This Friday we mark the 75th anniversary of VE Day when the Second World War came to an end in Europe.
Although three-quarters of a century have passed since Winston Churchill’s memorable broadcast announcing the unconditional surrender of Nazi Germany, the values of freedom, democracy and the rule of law which were the basis of our resistance and ultimate victory are as important today as they ever were.

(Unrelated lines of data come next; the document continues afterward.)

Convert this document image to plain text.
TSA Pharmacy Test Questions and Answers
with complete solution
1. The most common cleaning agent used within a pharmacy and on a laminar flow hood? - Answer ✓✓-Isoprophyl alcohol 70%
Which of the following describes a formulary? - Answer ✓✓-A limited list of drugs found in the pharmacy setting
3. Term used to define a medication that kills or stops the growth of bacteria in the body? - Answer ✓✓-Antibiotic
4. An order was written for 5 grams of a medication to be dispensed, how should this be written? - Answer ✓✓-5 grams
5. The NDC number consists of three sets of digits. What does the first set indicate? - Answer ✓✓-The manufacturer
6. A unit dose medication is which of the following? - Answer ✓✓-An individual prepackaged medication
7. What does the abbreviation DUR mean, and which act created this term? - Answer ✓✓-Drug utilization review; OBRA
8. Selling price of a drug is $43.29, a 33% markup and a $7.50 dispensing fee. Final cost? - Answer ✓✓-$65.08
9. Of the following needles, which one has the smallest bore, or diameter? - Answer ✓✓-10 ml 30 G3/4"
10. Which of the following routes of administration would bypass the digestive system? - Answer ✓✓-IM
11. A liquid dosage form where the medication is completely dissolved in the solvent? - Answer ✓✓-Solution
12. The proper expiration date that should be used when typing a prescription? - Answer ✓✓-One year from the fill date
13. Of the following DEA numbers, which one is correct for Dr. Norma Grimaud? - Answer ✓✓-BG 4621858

Many of us, me included, have or had family members who served in that conflict and it is a shame that we are unable as a country to celebrate we any form of mass gathering, but there are still plenty of ways you can get involved. I shall be at home singing ‘We’ll Meet Again’ and other classics from the era! For more information, please visit: https://www.veday75.org/get-involved
As we face a new and different challenge in the form of coronavirus, one against the British people are being asked to dig deep and come together. The Prime Minister on Monday hosted a major international conference to drive forward the global race for coronavirus vaccines, treatments and tests – and to call on other countries to step up their efforts and work together on the most urgent shared endeavour of our lifetime.
The Government has pledged £338 million for research into these vaccines, tests and treatments – which is part of a larger £744 million commitment to help end the pandemic. This includes £250 million for the Coalition for Epidemic Preparedness Innovations (CEPI) to develop vaccines against coronavirus – the largest such donation to the fund by any country.

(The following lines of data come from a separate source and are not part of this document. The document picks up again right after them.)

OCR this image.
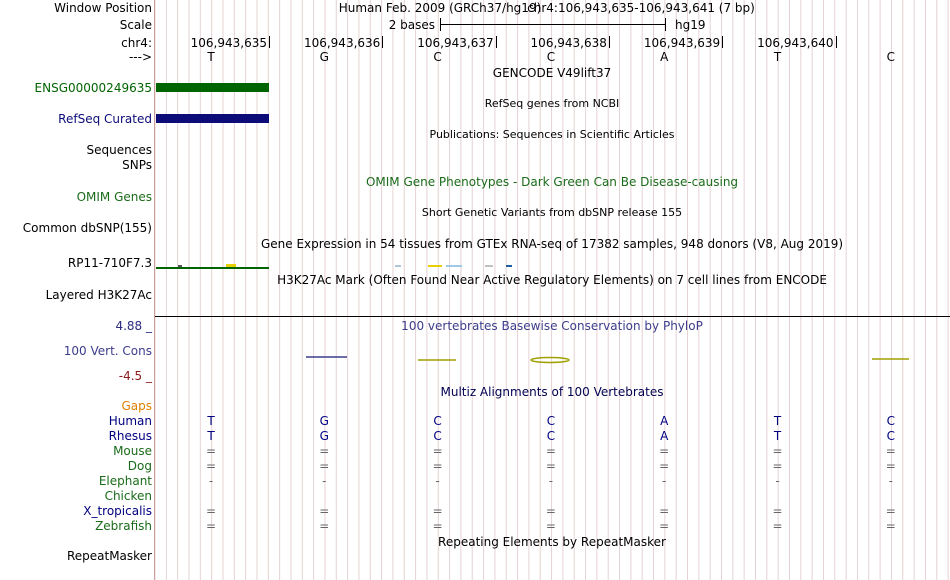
Window Position	Human Feb. 2009 (GRCh37/hg19)
chr4:106,943,635-106,943,641 (7 bp)
Scale	2 bases	hg19
chr4:	106,943,635	106,943,636	106,943,637	106,943,638	106,943,639	106,943,640
--->	T	G	C	C	A	T	C
GENCODE V49lift37
ENSG00000249635
RefSeq genes from NCBI
RefSeq Curated
Publications: Sequences in Scientific Articles
Sequences
SNPs
OMIM Gene Phenotypes - Dark Green Can Be Disease-causing
OMIM Genes
Short Genetic Variants from dbSNP release 155
Common dbSNP(155)
Gene Expression in 54 tissues from GTEx RNA-seq of 17382 samples, 948 donors (V8, Aug 2019)
RP11-710F7.3
H3K27Ac Mark (Often Found Near Active Regulatory Elements) on 7 cell lines from ENCODE
Layered H3K27Ac
100 vertebrates Basewise Conservation by PhyloP
4.88 _
100 Vert. Cons
-4.5 _
Multiz Alignments of 100 Vertebrates
Gaps
Human	T	G	C	C	A	T	C
Rhesus	T	G	C	C	A	T	C
Mouse	=	=	=	=	=	=	=
Dog	=	=	=	=	=	=	=
Elephant	-	-	-	-	-	-	-
Chicken
X_tropicalis	=	=	=	=	=	=	=
Zebrafish	=	=	=	=	=	=	=
Repeating Elements by RepeatMasker
RepeatMasker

As the Prime Minister rightly said, to win this battle, we must work together to build an impregnable shield around all our people, and that can only be done by developing and mass producing a vaccine. The more we pull together and share our expertise, the faster our scientists will succeed. The race to discover the vaccine is not a competition between countries, it’s humanity against the virus – we are in this together, and together we will prevail.
Here in Swindon, the amazing volunteers at Dressability have made and delivered over one thousand items of PPE to care homes, the Great Western Hospital and Prospect Hospice over the past month. They have made masks, coronavirus testing sleeves and moisture proof gowns, after the decision was made not to furlough sewing staff so that they could support the local community. I am sure I speak for all of us when I say thank you to Dressability for their efforts in helping to protect our key workers from coronavirus.
There are hidden thousands for whom the current lockdown has been nothing short of an inescapable nightmare. It has turned a daily risk into a constant threat. I am, of course, talking about the victims of domestic abuse. Last week I wrote about my work as Justice Secretary in spearheading the Domestic Abuse Bill and taking it through its second reading in Parliament. This week I am proud that we have announced an unprecedented £76 million package of emergency funding for victims, designed to boost the services that continue to provide vital front-line support in these most difficult of times.